Bosetti may or may not be interested in protecting or preserving that heritage, but he’s certainly interested in it as a language. When he stayed on Gomera, he wrote down some texts – some of them diary records of his sojourn, a couple of them complete works of fiction – and then passed these texts to the locals, asking them to express his words using the “silbo”. He was apparently standing over a mile away at the time with his microphones, yet he still captured these amazing whistles on his tape deck, because one of the features of the “silbo” is its ability to carry a message over long distances. The spoken texts on the record are the attempts made by the Gomerans to decipher and translate these whistles back into the spoken word.
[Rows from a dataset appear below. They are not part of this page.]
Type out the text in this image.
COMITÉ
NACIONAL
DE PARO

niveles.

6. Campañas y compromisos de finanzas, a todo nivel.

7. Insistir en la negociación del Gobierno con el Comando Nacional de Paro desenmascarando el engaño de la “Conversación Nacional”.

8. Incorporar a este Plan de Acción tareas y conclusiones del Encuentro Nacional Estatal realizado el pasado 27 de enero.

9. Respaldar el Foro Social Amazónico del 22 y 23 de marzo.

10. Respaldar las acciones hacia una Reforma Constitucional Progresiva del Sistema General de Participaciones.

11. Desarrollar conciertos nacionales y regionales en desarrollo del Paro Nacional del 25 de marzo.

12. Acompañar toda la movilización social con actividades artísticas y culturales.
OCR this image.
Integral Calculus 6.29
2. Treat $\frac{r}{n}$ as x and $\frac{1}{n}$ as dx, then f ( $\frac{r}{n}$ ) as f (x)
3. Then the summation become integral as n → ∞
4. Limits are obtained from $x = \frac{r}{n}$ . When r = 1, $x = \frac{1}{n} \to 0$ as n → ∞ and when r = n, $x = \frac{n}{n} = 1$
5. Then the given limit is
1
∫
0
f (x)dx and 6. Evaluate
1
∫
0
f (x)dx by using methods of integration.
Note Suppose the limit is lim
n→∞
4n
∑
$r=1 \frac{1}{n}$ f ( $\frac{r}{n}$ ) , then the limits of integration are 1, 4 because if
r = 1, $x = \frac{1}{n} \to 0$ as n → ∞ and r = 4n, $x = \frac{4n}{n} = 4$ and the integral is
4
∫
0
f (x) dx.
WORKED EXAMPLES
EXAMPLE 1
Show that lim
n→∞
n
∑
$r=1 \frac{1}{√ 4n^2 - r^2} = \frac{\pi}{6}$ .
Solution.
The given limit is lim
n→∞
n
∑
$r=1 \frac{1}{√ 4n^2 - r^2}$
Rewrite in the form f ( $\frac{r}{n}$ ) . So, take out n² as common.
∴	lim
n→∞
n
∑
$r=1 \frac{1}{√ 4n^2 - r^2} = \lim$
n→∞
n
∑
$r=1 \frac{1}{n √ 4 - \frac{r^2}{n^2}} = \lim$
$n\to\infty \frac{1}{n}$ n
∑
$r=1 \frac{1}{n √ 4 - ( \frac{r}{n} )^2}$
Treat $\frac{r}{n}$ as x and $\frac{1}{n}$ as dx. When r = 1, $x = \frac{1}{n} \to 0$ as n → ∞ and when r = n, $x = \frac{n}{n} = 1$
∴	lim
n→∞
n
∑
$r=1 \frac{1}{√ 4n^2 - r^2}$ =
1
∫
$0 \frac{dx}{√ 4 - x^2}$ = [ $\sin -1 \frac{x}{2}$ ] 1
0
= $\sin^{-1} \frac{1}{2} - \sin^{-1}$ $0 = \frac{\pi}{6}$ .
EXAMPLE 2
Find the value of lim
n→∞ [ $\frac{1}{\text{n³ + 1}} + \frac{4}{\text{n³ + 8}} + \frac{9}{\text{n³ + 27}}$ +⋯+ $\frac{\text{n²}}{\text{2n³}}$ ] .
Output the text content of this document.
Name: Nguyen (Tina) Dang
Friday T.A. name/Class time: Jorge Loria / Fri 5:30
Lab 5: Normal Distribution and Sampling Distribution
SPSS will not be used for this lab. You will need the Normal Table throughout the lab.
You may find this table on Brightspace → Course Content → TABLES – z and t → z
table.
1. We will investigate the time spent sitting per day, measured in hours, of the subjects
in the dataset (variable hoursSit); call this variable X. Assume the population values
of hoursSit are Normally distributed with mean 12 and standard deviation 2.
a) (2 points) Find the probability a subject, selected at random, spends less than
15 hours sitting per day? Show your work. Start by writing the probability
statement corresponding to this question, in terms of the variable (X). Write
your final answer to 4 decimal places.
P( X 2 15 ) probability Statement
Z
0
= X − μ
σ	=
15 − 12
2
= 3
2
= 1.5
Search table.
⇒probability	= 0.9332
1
As ever, I expect the lively cross-communication dynamic is what appeals to Bosetti in this situation which he has set up. I would interpret it as a metaphor for all human communication; we’re all acting as transmitters and receivers, sending out messages in one language and decoding them into another.
On Campanas, Bosetti revisits Gomera some six years after he did the Whistling Republic piece. This time he took with him some of the unprocessed recordings from the earlier piece, and replayed them back into the air as he wandered around the island, looking for “acoustically interesting spots.” Sounds layered on top of other sounds. He re-recorded these sound events, and edited them into the suite we now hear on this 2009 piece. His own voice appears on the set; he speaks of returning to the island and giving something back, after he previously took something away. He writes, in his printed text, of “putting something inside a space in order to hear it”, making an observation perhaps about the nature of acoustics, but more likely an observation about the importance of context. He also draws, in yet another attempt to make himself understood, and the tentative doodles on the cover here illustrate some of the fantastic things he saw on Gomera; some of them are re-asserted by his vocal descriptions of them on the recording, and he states with some conviction that he “wasn’t dreaming” when he saw a man with two donkeys disappear into the clouds. Other magical-realist fragments emerge through the richness and wizardy of these recordings, and it’s a record that casts a compelling spell over the listener with its imaginative recasting of field recordings, forming uncanny broken narratives and rich atmospheres. Excellent.